Aux États-Unis, les médecins doivent suivre une formation de huit heures avant de pouvoir prescrire le substitutif. Cette formation cependant est payante et doit s'intégrer dans des emplois du temps souvent chargés. Selon une étude publiée par le Journal of Substance Abuse Treatment en 2017, 9,5% des médecins ne détenant pas l'autorisation de prescrire de la buprénorphine ne savent pas même comment l'obtenir. Parmi eux toujours, presque 30% ne veulent pas être «inondés par des demandes» de traitement, 13,5% ne croient pas en ce traitement et 14,6% avancent n'avoir pas de connaissances suffisantes concernant les troubles de la consommation d'opiacés.

«Selon Andrew Kolodny, un psychiatre qui étudie l'addiction à l'université Brandeis, certains médecins de premier recours pourraient être franchement découragés par la perspective de travailler avec des patients souffrant d'addiction –un sentiment qui se reflète également dans les enquêtes auprès des médecins. Pendant ce temps, il n'y a pas de cours spécial de formation requis pour prescrire des antalgiques sur ordonnance, souligne Kolodny. Il y a aussi un plafond sur le nombre de patients traités via la buprénorphine qu'un seul médecin peut avoir, bien que le Congrès envisage de renoncer à cette limite à travers une nouvelle législation», rapporte The Atlantic.

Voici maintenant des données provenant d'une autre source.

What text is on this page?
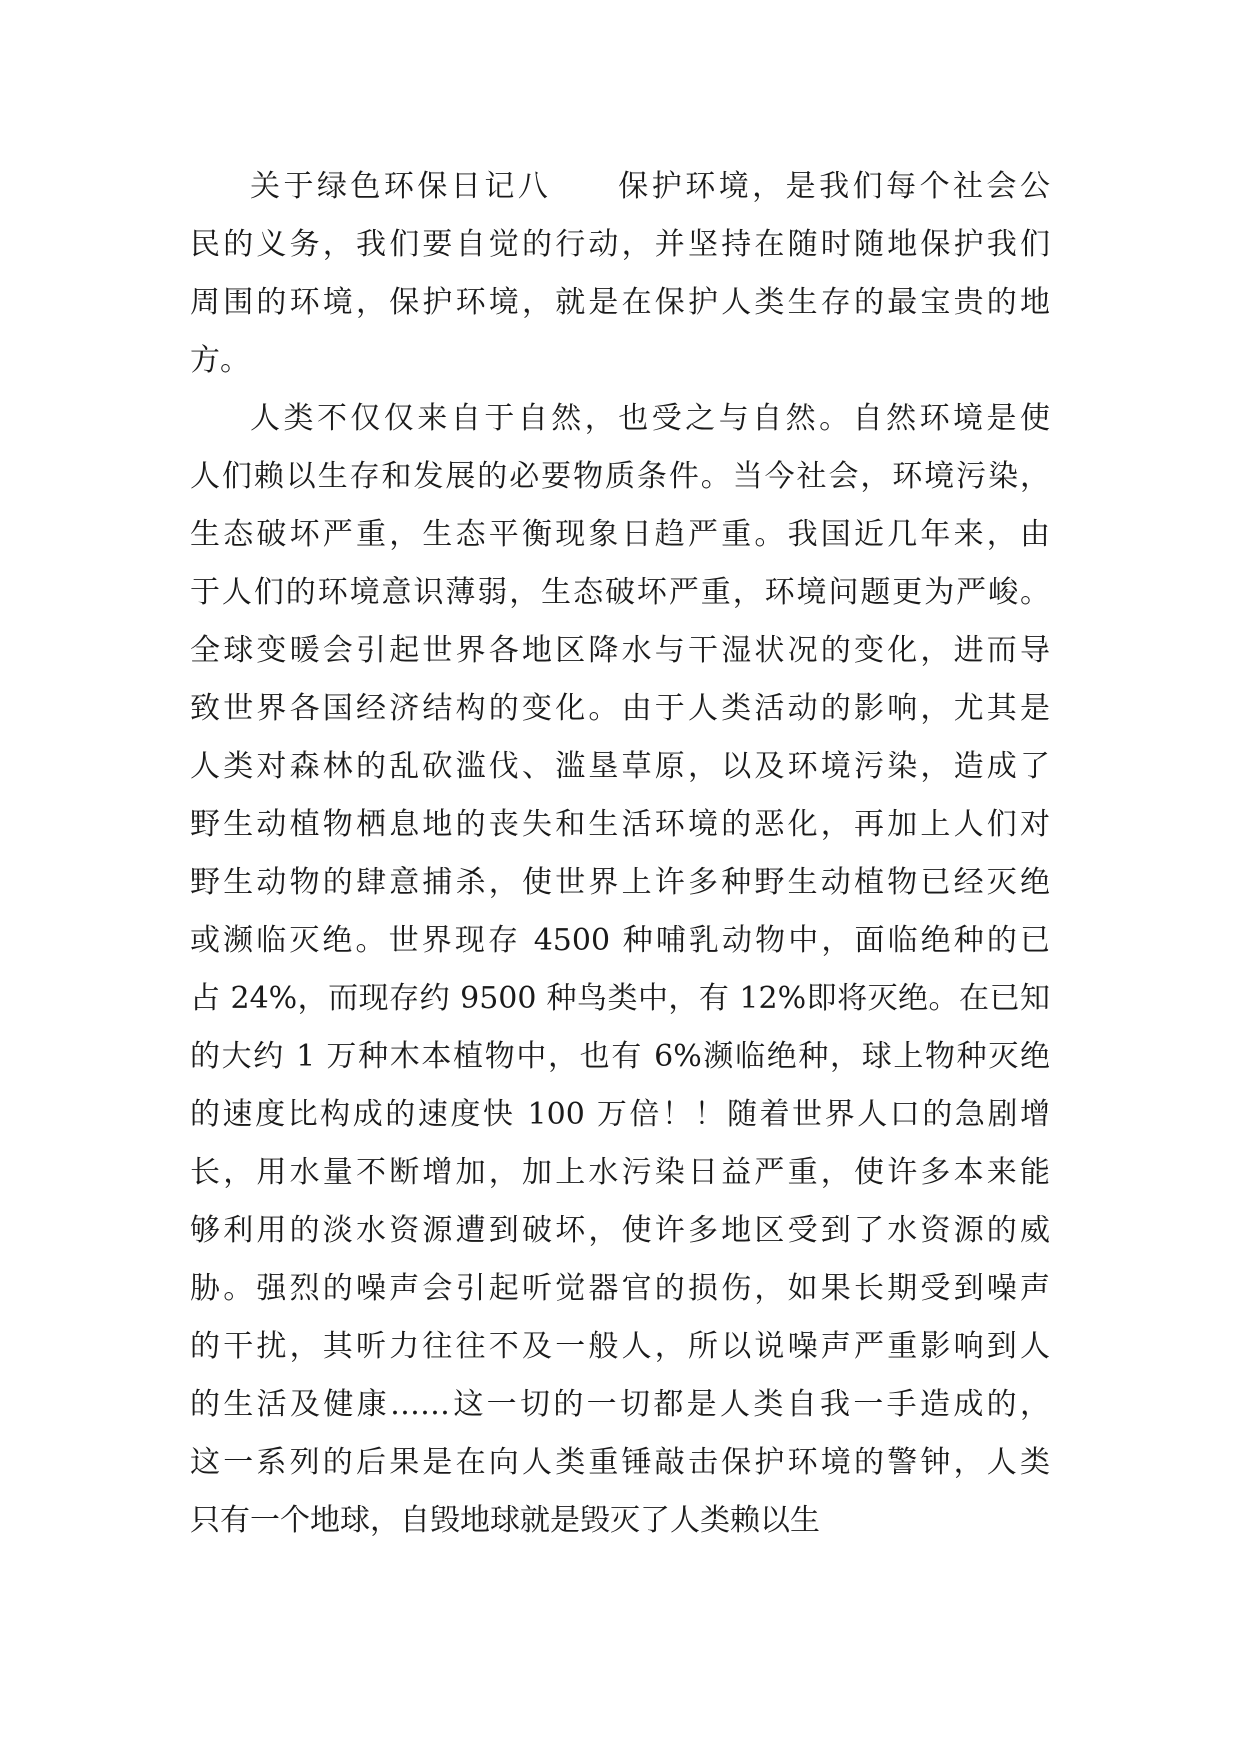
关于绿色环保日记八　　保护环境，是我们每个社会公
民的义务，我们要自觉的行动，并坚持在随时随地保护我们
周围的环境，保护环境，就是在保护人类生存的最宝贵的地
方。
人类不仅仅来自于自然，也受之与自然。自然环境是使
人们赖以生存和发展的必要物质条件。当今社会，环境污染，
生态破坏严重，生态平衡现象日趋严重。我国近几年来，由
于人们的环境意识薄弱，生态破坏严重，环境问题更为严峻。
全球变暖会引起世界各地区降水与干湿状况的变化，进而导
致世界各国经济结构的变化。由于人类活动的影响，尤其是
人类对森林的乱砍滥伐、滥垦草原，以及环境污染，造成了
野生动植物栖息地的丧失和生活环境的恶化，再加上人们对
野生动物的肆意捕杀，使世界上许多种野生动植物已经灭绝
或濒临灭绝。世界现存 4500 种哺乳动物中，面临绝种的已
占 24%，而现存约 9500 种鸟类中，有 12%即将灭绝。在已知
的大约 1 万种木本植物中，也有 6%濒临绝种，球上物种灭绝
的速度比构成的速度快 100 万倍！！随着世界人口的急剧增
长，用水量不断增加，加上水污染日益严重，使许多本来能
够利用的淡水资源遭到破坏，使许多地区受到了水资源的威
胁。强烈的噪声会引起听觉器官的损伤，如果长期受到噪声
的干扰，其听力往往不及一般人，所以说噪声严重影响到人
的生活及健康……这一切的一切都是人类自我一手造成的，
这一系列的后果是在向人类重锤敲击保护环境的警钟，人类
只有一个地球，自毁地球就是毁灭了人类赖以生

Le produit est entouré de tout une série de limitations qui rend son usage très difficile d'accès, d'abord pour les médecins, et surtout pour les patients, sans compter le remboursement seulement partiel de la buprénorphine, par rapport à d'autres traitements contre l'addiction aux opiacés.

Le cas américain n'est pas une exception, ni le français un modèle: la politique des drogues demeure principalement conçue à travers un modèle prohibitionniste voire répressif, dont Nicolas Sarkozy avait fait la promotion en 2003 à travers sa politique de «tolérance zéro» qui perdure encore largement aujourd'hui.

Si des progrès dans l'accompagnement et la prévention ont été durement acquis ces dernières années, notamment avec l'ouverture de «salles de shoot», le tournant culturel, lui, d'envisager la dépendance comme un problème avant tout sanitaire et social, n'a pas encore eu lieu.